The White House was mum Tuesday after a union leader testified that Barack Obama personally asked him to approach then-Gov. Rod Blagojevich about appointing confidant Valerie Jarrett to his Illinois Senate seat – testimony Republicans say clearly contradicts the Obama team’s version of events.
In testimony at Blagojevich’s federal corruption trial, Tom Balanoff said Obama — speaking a day before his Nov. 4, 2008 triumph in the presidential election – said that Jarrett wanted the job and was qualified, although he wanted her to join him in the White House.
Defense lawyers – and now the GOP – have claimed that Balanoff’s version of events conflicts with Obama transition team lawyer Greg Craig’s report on his investigation into contacts between Obama’s inner circle and Blagojevich’s team.

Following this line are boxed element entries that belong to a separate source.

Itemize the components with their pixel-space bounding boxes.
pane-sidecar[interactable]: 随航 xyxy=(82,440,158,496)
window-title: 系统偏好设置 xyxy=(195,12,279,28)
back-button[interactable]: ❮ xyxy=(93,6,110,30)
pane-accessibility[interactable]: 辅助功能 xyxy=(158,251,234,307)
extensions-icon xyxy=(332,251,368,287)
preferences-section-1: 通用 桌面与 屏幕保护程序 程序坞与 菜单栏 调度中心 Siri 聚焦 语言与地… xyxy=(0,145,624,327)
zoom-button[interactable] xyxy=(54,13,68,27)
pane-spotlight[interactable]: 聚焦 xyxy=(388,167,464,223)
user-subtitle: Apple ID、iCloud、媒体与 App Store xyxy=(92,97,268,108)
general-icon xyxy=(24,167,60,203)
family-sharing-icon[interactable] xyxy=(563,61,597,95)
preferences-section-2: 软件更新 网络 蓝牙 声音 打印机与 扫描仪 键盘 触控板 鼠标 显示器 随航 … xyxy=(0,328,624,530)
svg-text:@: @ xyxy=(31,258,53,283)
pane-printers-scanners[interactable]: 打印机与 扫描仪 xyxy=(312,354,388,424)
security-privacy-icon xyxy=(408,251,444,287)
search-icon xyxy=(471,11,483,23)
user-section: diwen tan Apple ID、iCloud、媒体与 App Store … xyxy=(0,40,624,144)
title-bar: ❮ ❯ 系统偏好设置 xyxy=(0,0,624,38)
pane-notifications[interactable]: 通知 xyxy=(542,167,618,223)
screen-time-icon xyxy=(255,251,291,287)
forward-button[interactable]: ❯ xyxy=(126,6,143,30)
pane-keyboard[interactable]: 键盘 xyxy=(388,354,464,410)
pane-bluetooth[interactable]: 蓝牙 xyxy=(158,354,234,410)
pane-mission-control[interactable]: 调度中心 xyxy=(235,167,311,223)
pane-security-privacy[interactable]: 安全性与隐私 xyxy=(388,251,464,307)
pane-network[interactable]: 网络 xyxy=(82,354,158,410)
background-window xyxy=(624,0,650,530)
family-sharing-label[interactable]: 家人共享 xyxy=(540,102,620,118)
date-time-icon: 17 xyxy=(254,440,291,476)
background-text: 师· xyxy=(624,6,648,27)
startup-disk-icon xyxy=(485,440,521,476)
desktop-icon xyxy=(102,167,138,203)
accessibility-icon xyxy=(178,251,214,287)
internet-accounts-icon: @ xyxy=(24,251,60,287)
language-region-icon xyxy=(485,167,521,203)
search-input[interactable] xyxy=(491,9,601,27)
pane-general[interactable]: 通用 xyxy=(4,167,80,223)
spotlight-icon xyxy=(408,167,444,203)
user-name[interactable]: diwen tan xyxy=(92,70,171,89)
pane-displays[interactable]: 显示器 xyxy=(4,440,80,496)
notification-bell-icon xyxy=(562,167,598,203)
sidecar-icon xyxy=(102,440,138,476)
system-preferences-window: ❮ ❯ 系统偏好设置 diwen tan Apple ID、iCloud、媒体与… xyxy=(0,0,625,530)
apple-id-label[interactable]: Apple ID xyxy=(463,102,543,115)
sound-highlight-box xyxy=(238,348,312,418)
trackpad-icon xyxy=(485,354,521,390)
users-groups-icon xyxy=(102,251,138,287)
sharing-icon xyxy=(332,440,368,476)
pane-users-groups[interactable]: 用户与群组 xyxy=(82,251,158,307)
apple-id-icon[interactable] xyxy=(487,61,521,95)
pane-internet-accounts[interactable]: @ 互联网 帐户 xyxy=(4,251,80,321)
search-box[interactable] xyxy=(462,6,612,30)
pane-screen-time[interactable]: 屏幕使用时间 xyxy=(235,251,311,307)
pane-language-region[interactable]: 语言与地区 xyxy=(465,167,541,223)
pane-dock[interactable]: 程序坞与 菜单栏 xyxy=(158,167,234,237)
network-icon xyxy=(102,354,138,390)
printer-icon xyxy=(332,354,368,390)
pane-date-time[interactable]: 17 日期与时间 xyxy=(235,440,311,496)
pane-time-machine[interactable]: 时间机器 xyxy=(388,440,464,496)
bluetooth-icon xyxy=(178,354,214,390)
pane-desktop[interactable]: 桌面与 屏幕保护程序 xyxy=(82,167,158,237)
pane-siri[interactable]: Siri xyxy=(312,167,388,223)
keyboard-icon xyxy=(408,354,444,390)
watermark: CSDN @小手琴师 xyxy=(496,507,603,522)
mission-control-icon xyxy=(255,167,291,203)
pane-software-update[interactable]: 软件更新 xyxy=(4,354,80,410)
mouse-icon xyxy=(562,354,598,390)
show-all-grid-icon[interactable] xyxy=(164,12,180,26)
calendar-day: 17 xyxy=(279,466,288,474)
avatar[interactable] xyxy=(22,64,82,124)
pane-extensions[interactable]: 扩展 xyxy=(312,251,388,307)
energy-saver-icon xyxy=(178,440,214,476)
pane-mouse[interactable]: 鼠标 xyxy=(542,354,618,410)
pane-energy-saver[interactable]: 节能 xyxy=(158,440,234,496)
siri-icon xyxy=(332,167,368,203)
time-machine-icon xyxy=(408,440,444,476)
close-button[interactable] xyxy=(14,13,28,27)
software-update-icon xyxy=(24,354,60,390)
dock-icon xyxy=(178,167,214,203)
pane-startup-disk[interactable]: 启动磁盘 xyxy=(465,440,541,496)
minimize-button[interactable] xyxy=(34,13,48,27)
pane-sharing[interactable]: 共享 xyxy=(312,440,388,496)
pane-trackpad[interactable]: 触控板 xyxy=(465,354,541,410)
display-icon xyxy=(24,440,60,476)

In a memo to the then-president-elect and a subsequent conference call with reporters on Dec. 23, 2008, Craig, who later served briefly as White House counsel, asserted that “The President-Elect had no contact or communication with Governor Blagojevich or members of his staff about the Senate seat.”
Reconciling the accounts of Balanoff and Craig could come down to the question of what the White House’s definition of “communication” is.
Craig insisted that his probe was not limited to the period after the election nor to the Obama allies who were actually members of his transition team or incoming administration.
Craig said during the conference call that his memo “would” cover communications before the election.
“[W]hat we asked, what we wanted to find out was whether anybody in the transition or anybody in Barack Obama’s Timmediate circle — meaning his friends or associates — had any conversations at any time with the governor or with the governor’s staff or representatives of the governor about the replacement for the president-elect in the event he was elected president,” Craig said in response to a question.
But there was no mention of Obama contacting Balanoff in the memo – only a brief reference to Balanoff discussing his Blagojevich meeting with Jarrett.
White House officials went radio silent on the trial Tuesday afternoon — but didn’t deny the substance of Balanoff’s testimony.
Obama Press Secretary Robert Gibbs said he hadn’t heard what Balanoff said and brushed aside questions about the Obama call, saying, “I’m not going to get into commenting…I’m just not going to get into commenting on an ongoing trial
But the Republican National Committee seized on the testimony as evidence that the White House plays fast and loose with self-investigation and attempted to connect dots between the matter and a White House memo on the administration’s efforts to get Rep. Joe Sestak out of the Pennsylvania Democratic Senate primary.
“The fact that Balanoff’s sworn testimony contradicts the account given by the President’s lawyer is only further evidence that this White House is incapable of investigating itself,” RNC spokeswoman Katie Wright said. “Like the Sestak memo, there are troubling discrepancies that place the validity of the entire account in jeopardy. This shouldn’t come as a surprise since the primary role of the White House Counsel’s office is first and foremost to protect the President.”
Nobody at the White House appears to be in legal jeopardy but the trial has turned a spotlight on relationships among the president, his close political allies and the accused.
Prosecutors are interested in Balanoff’s interactions with Blagojevich because they accuse the former governor of attempting to sell his power to appoint Obama’s successor in the Senate following the presidential election.
Balanoff, a close Obama ally and top official with the Service Employees International Union in Chicago, said Blagojevich countered his pitch for Jarrett by suggesting he be appointed Secretary of Health and Human Services.
Balanoff says he met with Valerie Jarrett and Alexi Giannoulias, the current Democratic Senate nominee, to talk about his conversation with Blagojevich the day after the election.
“I said: ‘He said some goofy stuff … he could be Secretary of Health and Human Services.'” Balanoff added. “I told her I told him that wasn’t going to happen. We both laughed.”
But he made it clear that his local, which represents 40,000 janitors and security guards, wouldn’t support Blagojevich if the governor wouldn’t back Jarrett.
The judge in the case turned down defense lawyers’ attempt to secure a subpoena for Obama’s testimony, but several White House officials and lawmakers have received subpoenas.